Gefahren des Digitalzeitalters

Die Verfügbarkeit von Information über ein mögliches Erdbeben bedeutet noch lange nicht, dass in der Bevölkerung ein Lerneffekt entsteht. Entsprechendes Training sei sinnvoll. "An der erdbebengefährdeten US-Westküste gibt es an den Schulen Vorbereitungskurse", nennt Egner ein positives Beispiel.

Die beschleunigte Kommunikation der Gegenwart bedeute nicht zwangsläufig, dass die Lernfähigkeit der Gesellschaft verbessert wird. So wie das Unterlaufen der Machtstrukturen durch soziale Medien im Arabischen Frühling eine positive Erscheinung war, könnten sie im Katastrophenfall die effiziente Informationsweitergabe behindern.

Im digitalen Zeitalter verändern sich nicht nur die Bewältigungsstrategien bei Katastrophen, sondern auch die Bedrohungen selbst. Großflächige Ausfälle der Energie- und IT-Systeme zählen zu den neuen Szenarien. Jaro Krieger-Lamina vom Institut für Technikfolgen-Abschätzung der Österreichischen Akademie der Wissenschaften bereitet etwa ein Projekt vor, das die Gefahr eines "digitalen Stillstands" durch Stromausfälle, Cyberangriffe oder Naturkatastrophen beleuchten soll. "So gut wie alle Versorgungssysteme sind in irgendeiner Weise IT-gestützt - bis hin zur Wasserversorgung", sagt Krieger-Lamina. "Wie Menschen reagieren, wenn die Kommunikation gemeinsam mit Nahrungs- und Wasserversorgung ausfällt, kann man mangels ausreichender historischer Daten kaum vorhersagen."

Ein Worst Case wäre laut Krieger-Lamina ein Sonnensturm, der jenem des sogenannten Carrington-Ereignisses von 1859 gleicht. Der Energieimpuls bewirkte damals den Ausfall vieler Telegrafen-Stationen auf der Nordhalbkugel.

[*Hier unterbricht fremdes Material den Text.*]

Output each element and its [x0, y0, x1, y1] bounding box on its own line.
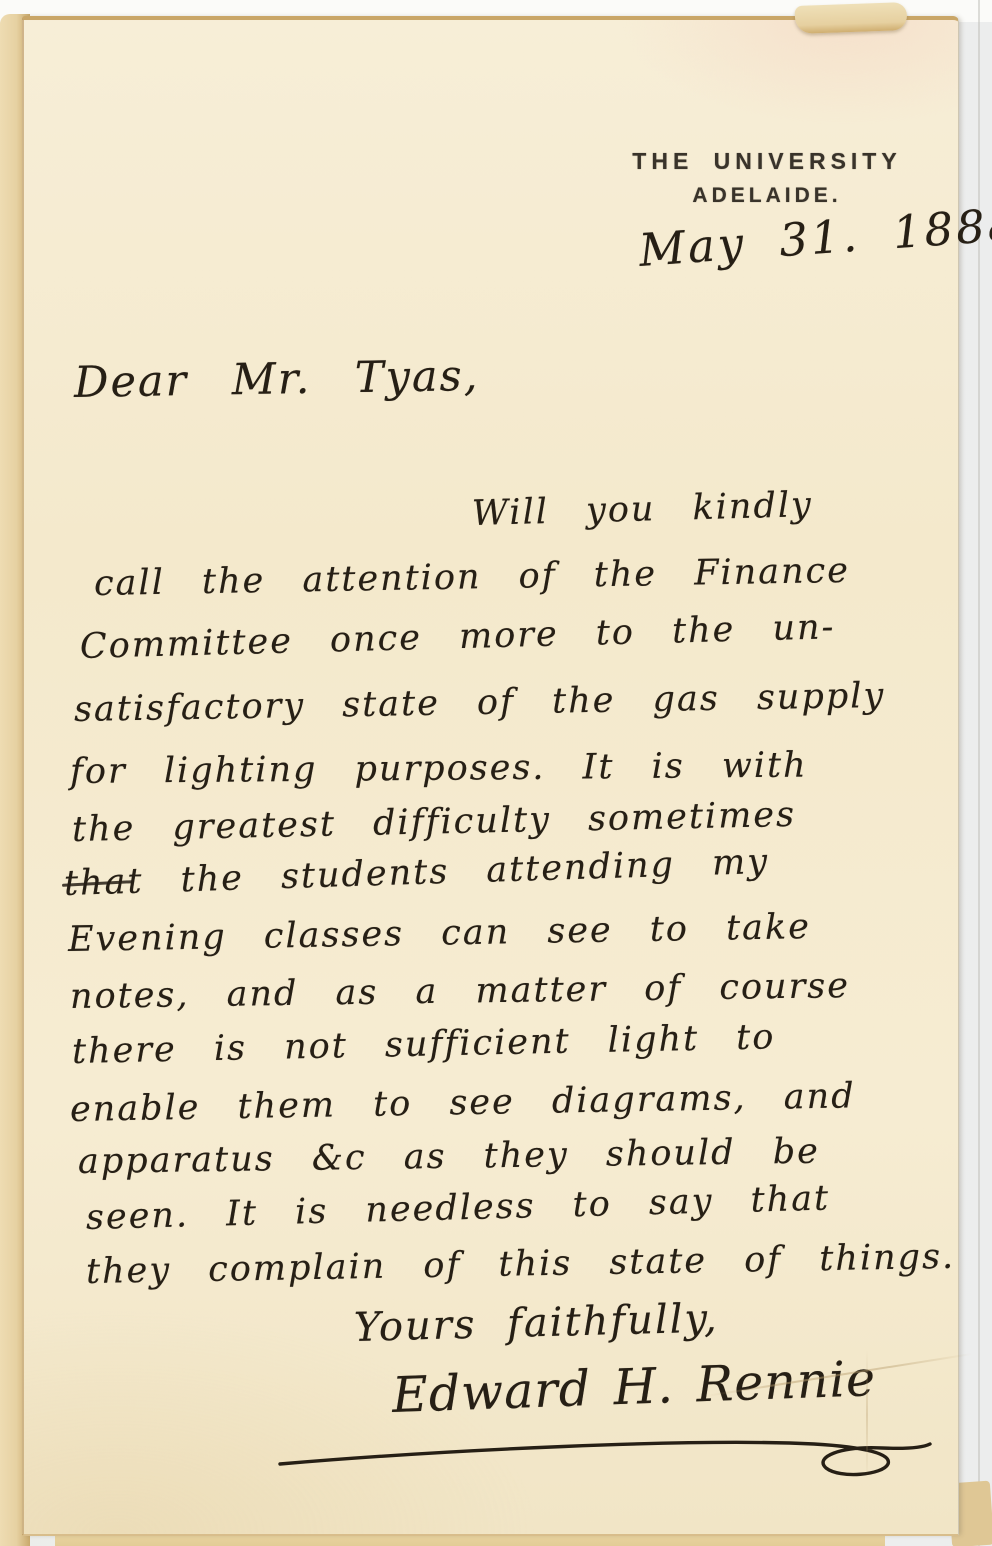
body-line: they complain of this state of things.: [86, 1237, 956, 1292]
body-line: call the attention of the Finance: [94, 551, 851, 604]
body-line: there is not sufficient light to: [72, 1017, 776, 1072]
body-line: for lighting purposes. It is with: [70, 746, 808, 792]
body-line: apparatus &c as they should be: [78, 1132, 820, 1182]
body-line: Evening classes can see to take: [68, 907, 812, 960]
body-line: the greatest difficulty sometimes: [72, 795, 797, 850]
body-line: seen. It is needless to say that: [85, 1179, 830, 1238]
body-line: that the students attending my: [63, 842, 769, 904]
closing: Yours faithfully,: [353, 1295, 719, 1351]
signature: Edward H. Rennie: [391, 1350, 877, 1424]
salutation: Dear Mr. Tyas,: [74, 351, 480, 408]
body-line: satisfactory state of the gas supply: [74, 676, 886, 730]
body-line: Committee once more to the un-: [79, 607, 835, 667]
body-line: notes, and as a matter of course: [70, 966, 850, 1017]
body-line: enable them to see diagrams, and: [70, 1076, 856, 1130]
folded-corner-flap: [795, 2, 908, 34]
scanned-letter-photo: THE UNIVERSITY ADELAIDE. May 31. 1888 De…: [0, 0, 992, 1546]
letterhead-university-name: THE UNIVERSITY: [617, 148, 917, 175]
letterhead: THE UNIVERSITY ADELAIDE.: [617, 148, 917, 208]
fold-crease-vertical: [866, 1350, 868, 1480]
signature-underline-flourish: [274, 1422, 934, 1480]
letterhead-city: ADELAIDE.: [617, 184, 917, 208]
body-line: Will you kindly: [471, 485, 813, 534]
letter-page: THE UNIVERSITY ADELAIDE. May 31. 1888 De…: [22, 16, 959, 1536]
handwritten-date: May 31. 1888: [637, 197, 992, 276]
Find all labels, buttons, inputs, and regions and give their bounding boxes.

Einige Telegrafenbeamte bekamen sogar einen Elektroschock. "Bei einem derartigen Ereignis würden heute die meisten Computer ausfallen", sagt der Technikfolgenabschätzer. 2012 gab es übrigens einen Sonnensturm ähnlicher Stärke. Glücklicherweise verpasste er die Erde.

Die gesellschaftliche Abhängigkeit von Infrastrukturen ist nicht überall gleich. "Wenn die gewohnt sichere Stromversorgung in Österreich ausfällt, werden die Menschen anders reagieren als in einem Land, in dem Stromausfälle vielleicht zum Alltag gehören." Um eine Katastrophe abzumildern, sind redundante Systeme, großflächige Notfallpläne, die beispielsweise die Verteilung von Kraftstoff für Notgeneratoren regeln, und Aufklärungsarbeit im Vorhinein notwendig. "Ein paar einfache Dinge muss man wissen", sagt Krieger-Lamina, "etwa dass man bei einem Stromausfall Informationen über das Autoradio bekommen kann."

Unsicherheit akzeptieren

Der erste und wichtigste Schritt ist aber, Unsicherheit zu akzeptieren. Dann könne man Strategien finden, sie zu minimieren. Für Heike Egner verhindert gerade der Glaube, dass 100-prozentige Sicherheit möglich sei, einen sozialen Lernprozess. Sicherheit wird ausgelagert, der Tod tabuisiert. Man müsse auch lernen, statistische Wahrheiten zu verstehen.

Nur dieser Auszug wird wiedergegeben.